Switchup: Key Tips for Changing Careers

If you work a job that you don’t enjoy and you’re yearning to switch careers to do something you love, you may be pleasantly surprised to find that a transition is easier now than ever before. In fact, it’s possible to reskill, apply for roles, or even found a business of your own, all online. Here are a few tips from Talking Manuals to get you started.


Before you can begin the process of switching careers, it’s important to first be clear about what you want to do, how to go about doing it, and whether it’s wise to do so. Some people find that, by chasing their passion (or monetizing it), they kill their enjoyment of it. This is often the case with more artistic pursuits, especially as they tend to provide less compensation.

Ideally, your new career helps you to achieve personal and professional fulfillment, helping to bring stability to your life. Experts identify six qualities that all satisfying jobs have in common:

  • Work that is engaging

  • Work that benefits others

  • Work that you’re good at

  • Flexibility over how and where you work

  • A lack of major negatives

  • Opportunity for meaningful collaboration

Try to think deeply about your relationship with the subject in question and forecast whether it will be able to provide you with these benefits and how you might successfully transition into a paid role. There are plenty of online guides to help you strategize or compartmentalize the process.


If you’re aiming to change your role entirely, there is a high chance that you’ll need to reskill and acquire new qualifications. Some industries care about the credentials

themselves (law, accountancy), and some are more concerned with what the credentials represent (programming, marketing) and will require you to show results or prove your practical skills before gaining entry. Fortunately, there are all manner of educational programs available to access online, and thanks to online learning, it’s possible to fit your studies around work or family responsibilities. This also helps to cut down on time and money spent on the commute.

Portfolio Building:

Once you possess the requisite skills, it’s time to assemble the assets that will maximize your employability. These will vary depending on your industry - for graphic designers, you will need examples of work (even if these are speculative), for accountants, you will need proof of accounting certifications, and for coders, you will need proof of ability (which could be a project that showcases your expertise). Make sure you assemble these assets alongside your resume and draw upon your experience to write a detailed cover letter that alludes to examples of proven ability.

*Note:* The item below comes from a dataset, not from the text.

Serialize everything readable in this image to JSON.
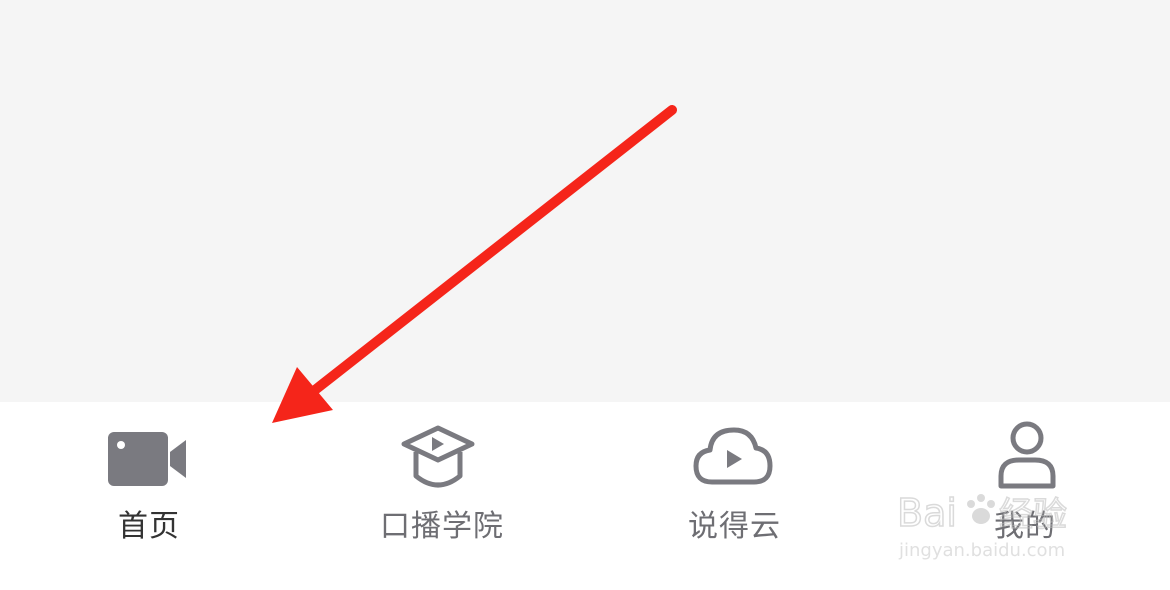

Finding roles may seem straightforward enough, but there is an art to the process. Some job areas are in need of staff, and it will be easy enough to find positions through job sites. Others (such as marketing or creative roles) are in high demand, and you may need to adopt a more nuanced approach. This could mean networking with key industry figures, reaching out to companies directly, impressing them with gestures, or even turning up in person to hand in your application.

Founding a Business:

You might decide that it’s employment itself that you take issue with. In this case, it’s perfectly viable to found a business of your own and earn independently. Before you commit any funds to a self-owned business, however, it’s important that you prepare. This includes writing a business plan that details your company, outlines a selling strategy, delineates how the company will be structured and includes any financial needs and projections. For help with this, check out this ZenBusiness guide on how to start a company.

When it comes to financing a small business, there are a number of options to consider. One option is to take out a loan from a financial institution. However, in order to qualify for a loan, you will need to have a strong credit score (anything over 740 is considered excellent).

If you want to switch careers, it’s crucial to remember that change is possible with the right attitude and some prior research. Take the time to review your options, improve your employability (or plan to start your own business), then strike when the moment’s right.